« La baraque des prêtres » de Guillaume Zeller

Par Jean-Baptiste Noé.

Le nazisme est une idéologie fondamentalement païenne, pour laquelle le christianisme est un ennemi à abattre. Les prêtres ont été violemment persécutés par ce régime, et la persécution s’est étendue aux pays occupés. La diplomatie du Saint-Siège a œuvré pour limiter les souffrances des prêtres, et notamment pour leur permettre de disposer d’un oratoire pour célébrer la messe. C’est ainsi que furent ouverts des blocks spécifiques à Dachau, où la quasi-totalité des prêtres arrêtés a été internée.

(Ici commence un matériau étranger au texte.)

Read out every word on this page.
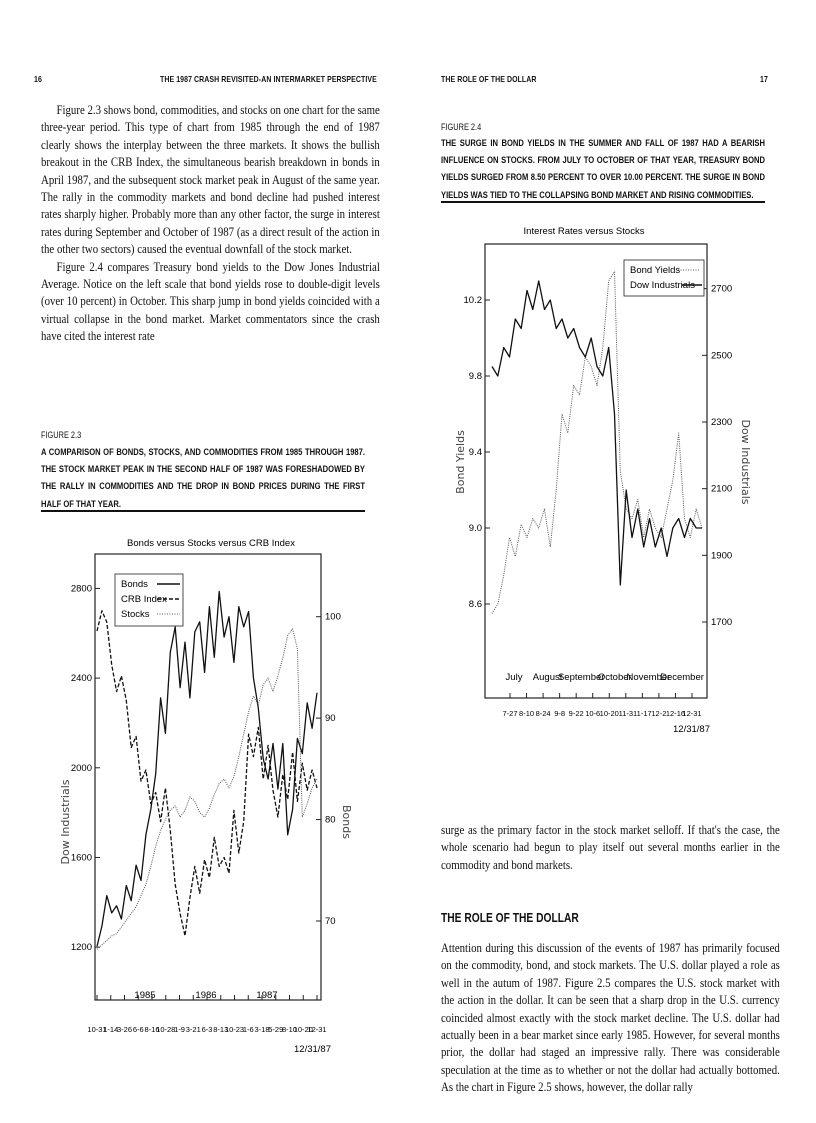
16	THE 1987 CRASH REVISITED-AN INTERMARKET PERSPECTIVE

Figure 2.3 shows bond, commodities, and stocks on one chart for the same three-year period. This type of chart from 1985 through the end of 1987 clearly shows the interplay between the three markets. It shows the bullish breakout in the CRB Index, the simultaneous bearish breakdown in bonds in April 1987, and the subsequent stock market peak in August of the same year. The rally in the commodity markets and bond decline had pushed interest rates sharply higher. Probably more than any other factor, the surge in interest rates during September and October of 1987 (as a direct result of the action in the other two sectors) caused the eventual downfall of the stock market.

Figure 2.4 compares Treasury bond yields to the Dow Jones Industrial Average. Notice on the left scale that bond yields rose to double-digit levels (over 10 percent) in October. This sharp jump in bond yields coincided with a virtual collapse in the bond market. Market commentators since the crash have cited the interest rate

FIGURE 2.3
A COMPARISON OF BONDS, STOCKS, AND COMMODITIES FROM 1985 THROUGH 1987. THE STOCK MARKET PEAK IN THE SECOND HALF OF 1987 WAS FORESHADOWED BY THE RALLY IN COMMODITIES AND THE DROP IN BOND PRICES DURING THE FIRST HALF OF THAT YEAR.
Bonds versus Stocks versus CRB Index
Dow Industrials	Bonds
2800
2400
2000
1600
1200
100
90
80
70
Bonds
CRB Index
Stocks
1985	1986	1987
10-31
1-14
3-26 6-6 8-16
10-28
1-9 3-21 6-3 8-13
10-23
1-6 3-18
5-29
8-10
10-20
12-31
12/31/87
THE ROLE OF THE DOLLAR	17
FIGURE 2.4
THE SURGE IN BOND YIELDS IN THE SUMMER AND FALL OF 1987 HAD A BEARISH INFLUENCE ON STOCKS. FROM JULY TO OCTOBER OF THAT YEAR, TREASURY BOND YIELDS SURGED FROM 8.50 PERCENT TO OVER 10.00 PERCENT. THE SURGE IN BOND YIELDS WAS TIED TO THE COLLAPSING BOND MARKET AND RISING COMMODITIES.
Interest Rates versus Stocks
Bond Yields	Dow Industrials
10.2
9.8
9.4
9.0
8.6
2700
2500
2300
2100
1900
1700
Bond Yields
Dow Industrials
July August
September
October
November
December
7-27 8-10 8-24 9-8 9-22 10-6 10-20 11-3 11-17 12-2 12-16
12-31
12/31/87

surge as the primary factor in the stock market selloff. If that's the case, the whole scenario had begun to play itself out several months earlier in the commodity and bond markets.

THE ROLE OF THE DOLLAR

Attention during this discussion of the events of 1987 has primarily focused on the commodity, bond, and stock markets. The U.S. dollar played a role as well in the autum of 1987. Figure 2.5 compares the U.S. stock market with the action in the dollar. It can be seen that a sharp drop in the U.S. currency coincided almost exactly with the stock market decline. The U.S. dollar had actually been in a bear market since early 1985. However, for several months prior, the dollar had staged an impressive rally. There was considerable speculation at the time as to whether or not the dollar had actually bottomed. As the chart in Figure 2.5 shows, however, the dollar rally
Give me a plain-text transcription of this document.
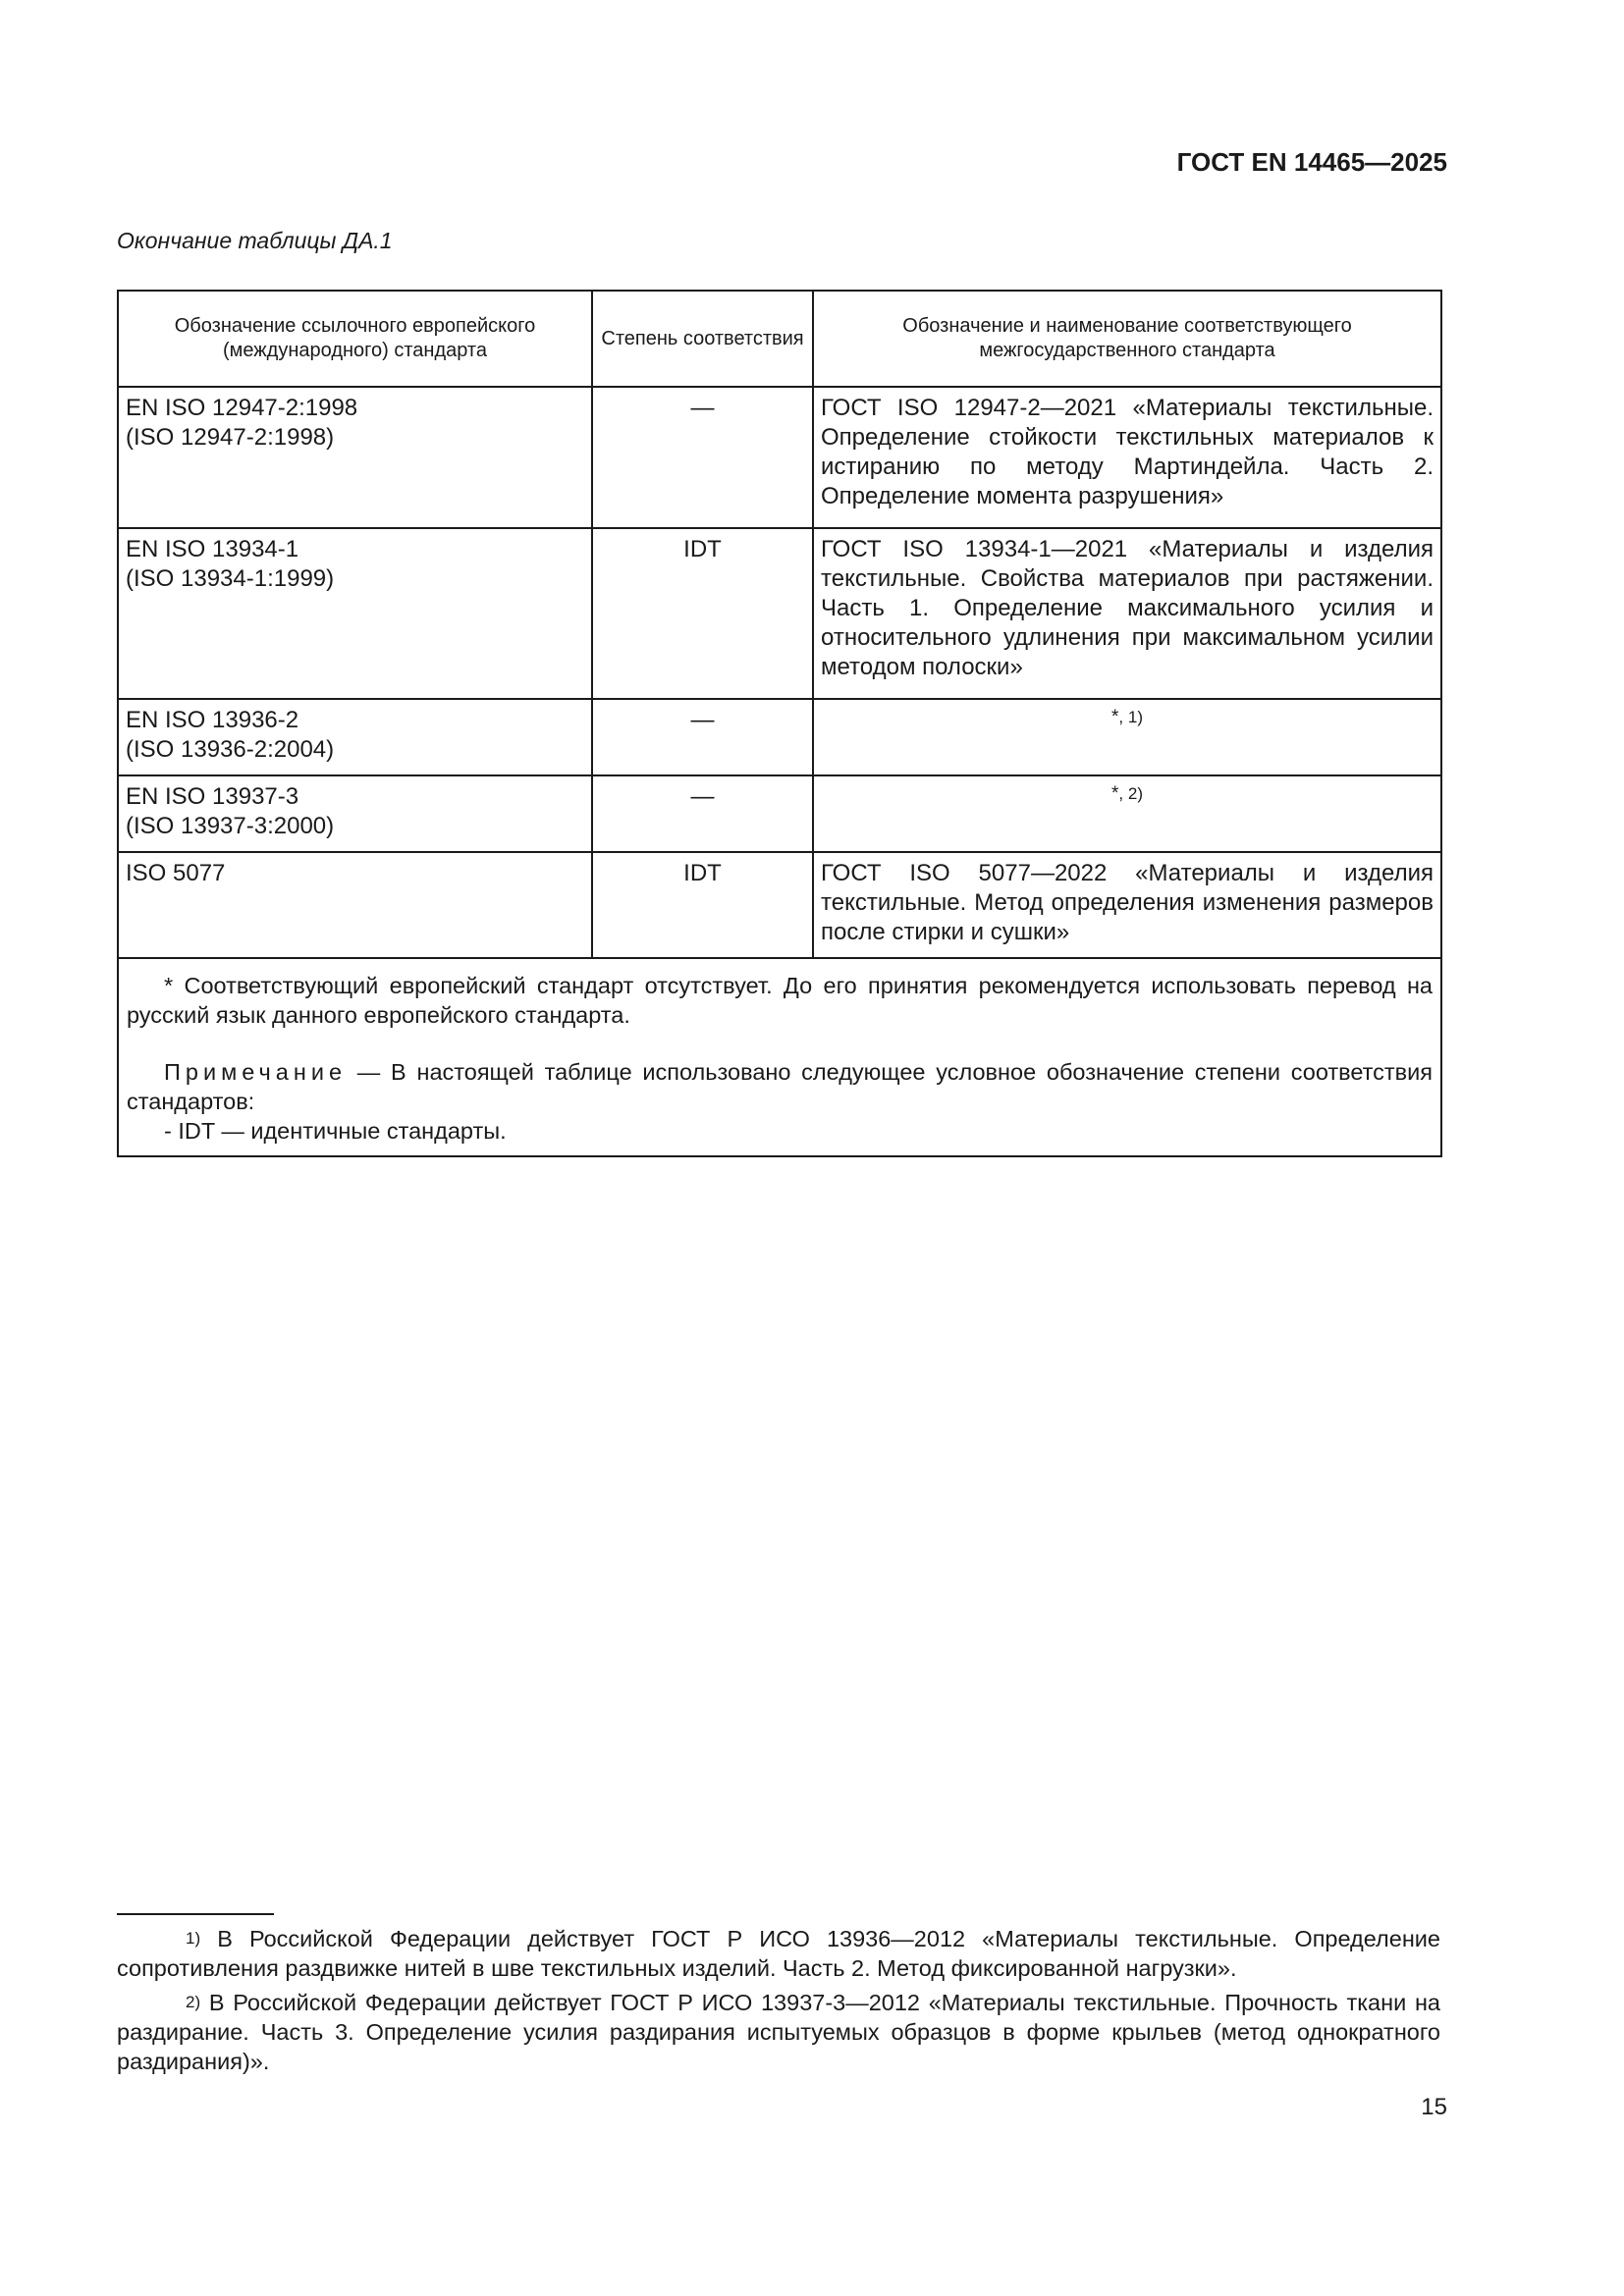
ГОСТ EN 14465—2025
Окончание таблицы ДА.1
Обозначение ссылочного европейского (международного) стандарта	Степень соответствия	Обозначение и наименование соответствующего межгосударственного стандарта

EN ISO 12947-2:1998
(ISO 12947-2:1998)	—	ГОСТ ISO 12947-2—2021 «Материалы текстильные. Определение стойкости текстильных материалов к истиранию по методу Мартиндейла. Часть 2. Определение момента разрушения»

EN ISO 13934-1
(ISO 13934-1:1999)	IDT	ГОСТ ISO 13934-1—2021 «Материалы и изделия текстильные. Свойства материалов при растяжении. Часть 1. Определение максимального усилия и относительного удлинения при максимальном усилии методом полоски»

EN ISO 13936-2
(ISO 13936-2:2004)	—	*$^{, 1)}$

EN ISO 13937-3
(ISO 13937-3:2000)	—	*$^{, 2)}$

ISO 5077	IDT	ГОСТ ISO 5077—2022 «Материалы и изделия текстильные. Метод определения изменения размеров после стирки и сушки»

* Соответствующий европейский стандарт отсутствует. До его принятия рекомендуется использовать перевод на русский язык данного европейского стандарта.

Примечание — В настоящей таблице использовано следующее условное обозначение степени соответствия стандартов:

- IDT — идентичные стандарты.		

$^{1)}$ В Российской Федерации действует ГОСТ Р ИСО 13936—2012 «Материалы текстильные. Определение сопротивления раздвижке нитей в шве текстильных изделий. Часть 2. Метод фиксированной нагрузки».
$^{2)}$ В Российской Федерации действует ГОСТ Р ИСО 13937-3—2012 «Материалы текстильные. Прочность ткани на раздирание. Часть 3. Определение усилия раздирания испытуемых образцов в форме крыльев (метод однократного раздирания)».
15
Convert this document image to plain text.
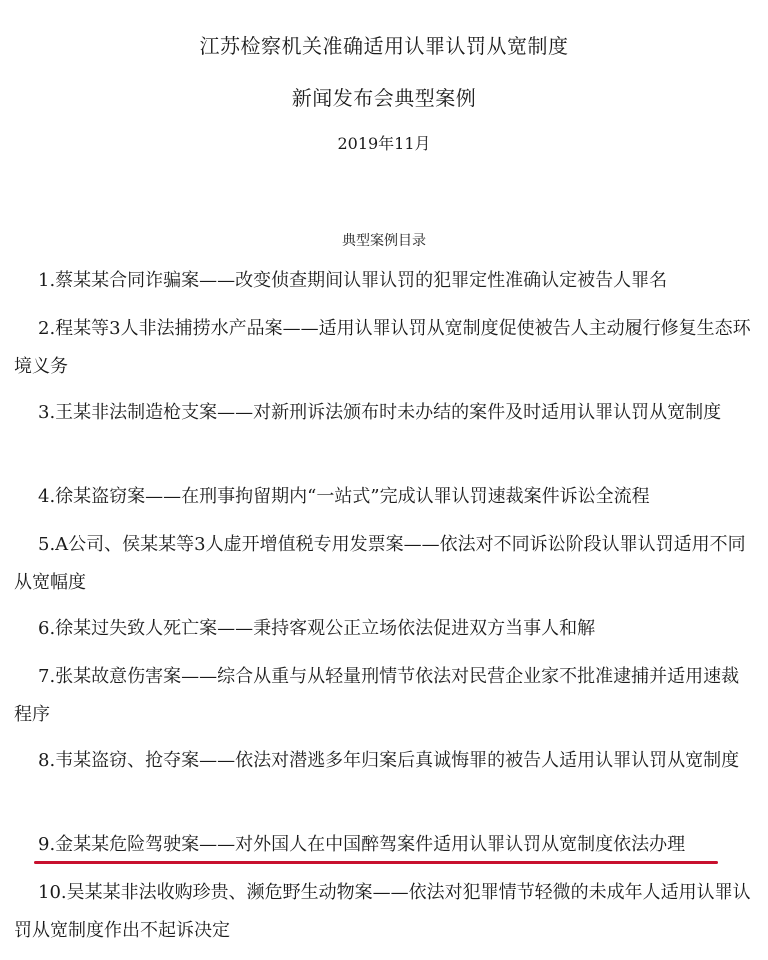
江苏检察机关准确适用认罪认罚从宽制度
新闻发布会典型案例
2019年11月
典型案例目录
1.蔡某某合同诈骗案——改变侦查期间认罪认罚的犯罪定性准确认定被告人罪名
2.程某等3人非法捕捞水产品案——适用认罪认罚从宽制度促使被告人主动履行修复生态环境义务
3.王某非法制造枪支案——对新刑诉法颁布时未办结的案件及时适用认罪认罚从宽制度
4.徐某盗窃案——在刑事拘留期内“一站式”完成认罪认罚速裁案件诉讼全流程
5.A公司、侯某某等3人虚开增值税专用发票案——依法对不同诉讼阶段认罪认罚适用不同从宽幅度
6.徐某过失致人死亡案——秉持客观公正立场依法促进双方当事人和解
7.张某故意伤害案——综合从重与从轻量刑情节依法对民营企业家不批准逮捕并适用速裁程序
8.韦某盗窃、抢夺案——依法对潜逃多年归案后真诚悔罪的被告人适用认罪认罚从宽制度
9.金某某危险驾驶案——对外国人在中国醉驾案件适用认罪认罚从宽制度依法办理
10.吴某某非法收购珍贵、濒危野生动物案——依法对犯罪情节轻微的未成年人适用认罪认罚从宽制度作出不起诉决定
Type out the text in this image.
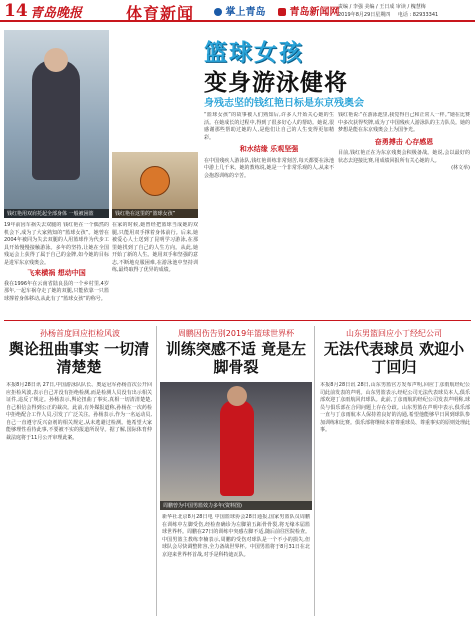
14 青岛晚报	体育新闻	掌上青岛	青岛新闻网
责编 / 李强 美编 / 王日成 审读 / 槐慧梅
2019年8月29日星期四 电话 : 82933341
钱红艳用双肩托起全部身体 一般被困篮	钱红艳在这里的“篮球女孩”
篮球女孩
变身游泳健将
身残志坚的钱红艳日标是东京残奥会

19年前因车祸失去双腿的 钱红艳在一个偶然的机会下,成为了大家熟知的“篮球女孩”。她曾在2004年被同为失去双腿的人用篮球作为代步工具开始慢慢接触游泳。多年的坚持,让她在全国残运会上获得了属于自己的金牌,如今她的目标是进军东京残奥会。

飞来横祸 想动中国

我在1996年在云南省陆良县的一个乡村里,4岁那年,一起车祸夺走了她的双腿,只能依靠一只篮球撑着身体移动,从此有了“篮球女孩”的称号。

在家的时候,她曾经把篮球当成她的双腿,只能用双手撑着身体前行。后来,她被爱心人士送到了昆明学习游泳,在那里她找到了自己的人生方向。从此,她开始了新的人生。她用双手和坚强的意志,不断地克服困难,在游泳池中坚持训练,最终取得了优异的成绩。

“篮球女孩”的故事被人们熟知后,许多人开始关心她的生活。在她成长的过程中,得到了很多好心人的帮助。她说,很感谢那些帮助过她的人,是他们让自己的人生变得更加精彩。

和水结缘 乐观坚强

在中国残疾人游泳队,钱红艳训练非常刻苦,每天都要在泳池中游上几千米。她的教练说,她是一个非常乐观的人,从来不会抱怨训练的辛苦。

钱红艳说:“在游泳池里,我觉得自己和正常人一样。”她在比赛中多次获得奖牌,成为了中国残疾人游泳队的主力队员。她的梦想是能在东京残奥会上为国争光。

奋勇搏击 心存感恩

目前,钱红艳正在为东京残奥会积极备战。她说,会以最好的状态去迎接比赛,用成绩回报所有关心她的人。

(林文举)

孙杨首度回应拒检风波
舆论扭曲事实 一切清清楚楚
本报8月28日讯 27日,中国游泳队队长、奥运冠军孙杨首次公开回应拒检风波,表示自己并没有拒绝检测,而是检测人员没有出示相关证件,违反了规定。孙杨表示,舆论扭曲了事实,真相一切清清楚楚,自己相信会得到公正的裁决。此前,有外媒报道称,孙杨在一次药检中拒绝配合工作人员,引发了广泛关注。孙杨表示,作为一名运动员,自己一直遵守反兴奋剂的相关规定,从未逃避过检测。他希望大家能够理性看待此事,不要被不实的报道所误导。据了解,国际体育仲裁法庭将于11月公开审理此案。
周鹏因伤告别2019年篮球世界杯
训练突感不适 竟是左脚骨裂
周鹏曾为中国男篮效力多年(资料图)
新华社北京8月28日电 中国篮球协会28日通报,国家男篮队员周鹏在训练中左脚受伤,经检查确诊为左脚第五跖骨骨裂,将无缘本届篮球世界杯。周鹏在27日的训练中突感左脚不适,随后前往医院检查。中国男篮主教练李楠表示,周鹏的受伤对球队是一个不小的损失,但球队会尽快调整阵容,全力备战世界杯。中国男篮将于8月31日在北京迎来世界杯首战,对手是科特迪瓦队。
山东男篮回应小丁经纪公司
无法代表球员 欢迎小丁回归
本报8月28日讯 28日,山东男篮官方发布声明,回应丁彦雨航经纪公司此前发表的声明。山东男篮表示,经纪公司无法代表球员本人,俱乐部欢迎丁彦雨航回归球队。此前,丁彦雨航的经纪公司发表声明称,球员与俱乐部在合同问题上存在分歧。山东男篮在声明中表示,俱乐部一直与丁彦雨航本人保持着良好的沟通,希望他能够早日回到球队参加训练和比赛。俱乐部将继续本着尊重球员、尊重事实的原则处理此事。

C’est la baraque des prêtres, où se sont retrouvés 2 720 religieux, prêtres et séminaristes, et où 1 034 d’entre eux sont morts.

Guillaume Zeller a recueilli de nombreux témoignages et une abondante documentation pour retracer l’histoire de cette cabane. On y découvre la perversion des directeurs de camps, et plus encore des autres prisonniers chargés de surveiller les prêtres. Leur cruauté atteint des sommets de sadisme : l’homme déshumanisé se montre d’une violence extrême à l’égard de ses confrères prisonniers. Au milieu d’un camp où la civilisation semble avoir disparu demeurent toutefois des lumières d’humanité, comme ce 17 décembre 1944 où un séminariste allemand est ordonné prêtre par l’évêque de Clermont-Ferrand.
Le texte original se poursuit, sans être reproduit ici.